Was there a rollover? Alexander argued that he had effected a rollover of the withdrawn funds, but that Schwab had hindered his compliance with the 60-day deadline.
Rollover contributions, the Tax Court recognized, are an exception to the inclusion of IRA distributions in the income of distributees. But an amount is a rollover contribution only if it satisfies the requirements of Code Sec. 408(d)(3). If an amount is distributed from an IRA to the individual for whom the account is maintained, and some or all of the amount is transferred into another IRA or eligible retirement plan for the benefit of the individual not later than the 60th day after the distributee's receipt of the original distribution, then the amount transferred is a rollover excepted from income inclusion. (Code Sec. 408(d)(3)(A))

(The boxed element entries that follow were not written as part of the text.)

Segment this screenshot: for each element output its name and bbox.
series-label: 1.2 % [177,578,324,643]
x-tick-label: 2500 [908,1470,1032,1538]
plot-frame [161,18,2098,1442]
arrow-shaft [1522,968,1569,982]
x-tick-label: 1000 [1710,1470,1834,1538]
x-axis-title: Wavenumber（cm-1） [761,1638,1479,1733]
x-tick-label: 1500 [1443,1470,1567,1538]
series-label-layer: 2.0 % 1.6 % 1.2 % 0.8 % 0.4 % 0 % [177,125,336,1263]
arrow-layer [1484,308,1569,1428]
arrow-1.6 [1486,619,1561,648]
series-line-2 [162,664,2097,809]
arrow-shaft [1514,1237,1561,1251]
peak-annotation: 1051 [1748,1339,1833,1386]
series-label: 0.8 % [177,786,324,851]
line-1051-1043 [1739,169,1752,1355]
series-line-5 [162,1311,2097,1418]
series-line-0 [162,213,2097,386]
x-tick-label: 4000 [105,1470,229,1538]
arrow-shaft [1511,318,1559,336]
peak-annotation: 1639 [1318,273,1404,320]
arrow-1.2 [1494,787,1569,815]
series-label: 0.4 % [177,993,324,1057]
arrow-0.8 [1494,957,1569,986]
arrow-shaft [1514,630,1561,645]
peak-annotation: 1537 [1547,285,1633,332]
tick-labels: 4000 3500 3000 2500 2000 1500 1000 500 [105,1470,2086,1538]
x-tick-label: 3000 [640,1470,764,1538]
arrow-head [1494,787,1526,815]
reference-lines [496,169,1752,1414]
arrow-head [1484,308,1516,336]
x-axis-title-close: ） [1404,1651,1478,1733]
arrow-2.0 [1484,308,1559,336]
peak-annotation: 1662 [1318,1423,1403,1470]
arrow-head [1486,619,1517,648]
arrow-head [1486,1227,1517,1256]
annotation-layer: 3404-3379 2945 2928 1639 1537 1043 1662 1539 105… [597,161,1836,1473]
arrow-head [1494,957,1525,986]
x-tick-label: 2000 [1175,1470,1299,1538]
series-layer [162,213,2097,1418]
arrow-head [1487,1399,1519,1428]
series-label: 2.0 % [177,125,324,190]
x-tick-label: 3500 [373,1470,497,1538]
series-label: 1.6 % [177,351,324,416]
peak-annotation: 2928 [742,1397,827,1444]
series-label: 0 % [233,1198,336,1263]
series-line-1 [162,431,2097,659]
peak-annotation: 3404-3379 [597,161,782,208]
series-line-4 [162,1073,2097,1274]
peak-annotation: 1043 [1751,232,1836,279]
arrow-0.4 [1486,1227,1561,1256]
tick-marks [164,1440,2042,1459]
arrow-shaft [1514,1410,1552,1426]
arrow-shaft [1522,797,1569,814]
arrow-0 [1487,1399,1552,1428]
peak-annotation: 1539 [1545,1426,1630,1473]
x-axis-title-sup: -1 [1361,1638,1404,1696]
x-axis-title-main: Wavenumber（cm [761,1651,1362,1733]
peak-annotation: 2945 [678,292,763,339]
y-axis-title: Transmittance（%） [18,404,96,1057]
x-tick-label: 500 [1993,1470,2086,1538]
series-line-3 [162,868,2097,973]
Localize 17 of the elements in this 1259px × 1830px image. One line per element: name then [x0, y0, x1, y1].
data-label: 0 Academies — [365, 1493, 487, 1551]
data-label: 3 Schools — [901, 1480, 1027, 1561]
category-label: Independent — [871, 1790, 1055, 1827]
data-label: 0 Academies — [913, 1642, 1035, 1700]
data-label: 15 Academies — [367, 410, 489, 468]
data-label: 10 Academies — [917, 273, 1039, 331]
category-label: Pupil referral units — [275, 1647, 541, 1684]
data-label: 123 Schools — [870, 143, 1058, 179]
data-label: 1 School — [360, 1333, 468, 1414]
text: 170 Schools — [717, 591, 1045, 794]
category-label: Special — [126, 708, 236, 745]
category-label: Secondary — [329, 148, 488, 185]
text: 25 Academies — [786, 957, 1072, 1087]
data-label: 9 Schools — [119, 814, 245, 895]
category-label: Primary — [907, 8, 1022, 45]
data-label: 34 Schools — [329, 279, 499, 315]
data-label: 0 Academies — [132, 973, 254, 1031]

Alexander's argument was that, despite his check having been deposited into the IRA 66 days after the original funds had been received, there was nonetheless a valid rollover because Schwab, not Alexander, had caused the loan delay. The Court disagreed.
The Court said that Alexander, by his looking to Schwab, the IRA custodian and lender for the rollover proceeds, appeared to be arguing that the situation was similar to that of the taxpayer in Wood, (1989) 93 TC 11493 TC 114. There, the Tax Court held, where a portion of a profit-sharing plan distribution was properly transferred to an IRA but was not actually credited to the IRA account within the 60-day period because of a bookkeeping error by the IRA custodian, the taxpayer was relieved of the error and the rollover was respected. In Wood, the taxpayer had argued that he had reasonably relied on the custodian's representation and had done everything that could reasonably be expected, and so should not be penalized when the custodian then caused the error. The Court agreed, and said that when bookkeeping entries were at variance with the facts, the decision must rest on the facts.
Here, however, the facts were different, the Tax Court said. The $36,000 had not been deposited within the statutorily-prescribed 60-day period; any error that may have been committed by Schwab was not a bookkeeping error. And, while Alexander argued that his intention was to effect a rollover, his intention could not determine the tax consequences of his transaction. What actually was done would determine the tax treatment.
The Court also noted that Code Sec. 408(d)(3)(I) permits IRS, in its discretion, to waive the 60-day requirement under certain circumstances, following the instructions of Rev Proc 2003-16, 2003-1, C.B. 359. It said that, as a result, Alexander would be free to pursue that relief with IRS, but not in the Tax Court.
Was there a loan? Alexander's second line of defense was that the distribution was a permissible loan from the IRA account, and not a distribution. This the Tax Court found implausible.
The Court also warned Alexander that this argument fell into the realm of "be careful what you wish for." Code Sec. 408(e)(2) provides that if the individual for whom the IRA was created, or his beneficiary, engages in a transaction prohibited by Code Sec. 4975, such as a lending between a disqualified person and the plan, the account will no longer be treated as an IRA as of the first day of the tax year. And, under Code Sec. 408(e)(2)(B), the IRA would be treated as having distributed all of its assets to the distributee in that year.
Thus, while the Court concluded that Alexander had not borrowed from his IRA, had he done so, the Court said, the entire IRA value would have been taxable, not just the distribution.
Additional 10% tax for early withdrawal. Code Sec. 72(t)(1) imposes a penalty tax on an early distribution from a qualified retirement plan, like an IRA, equal to 10% of the portion of the amount that is includable in gross income. The Court determined that IRS had been correct in assessing that tax. None of the enumerated exceptions set forth in Code Sec. 72(t)(1) applied.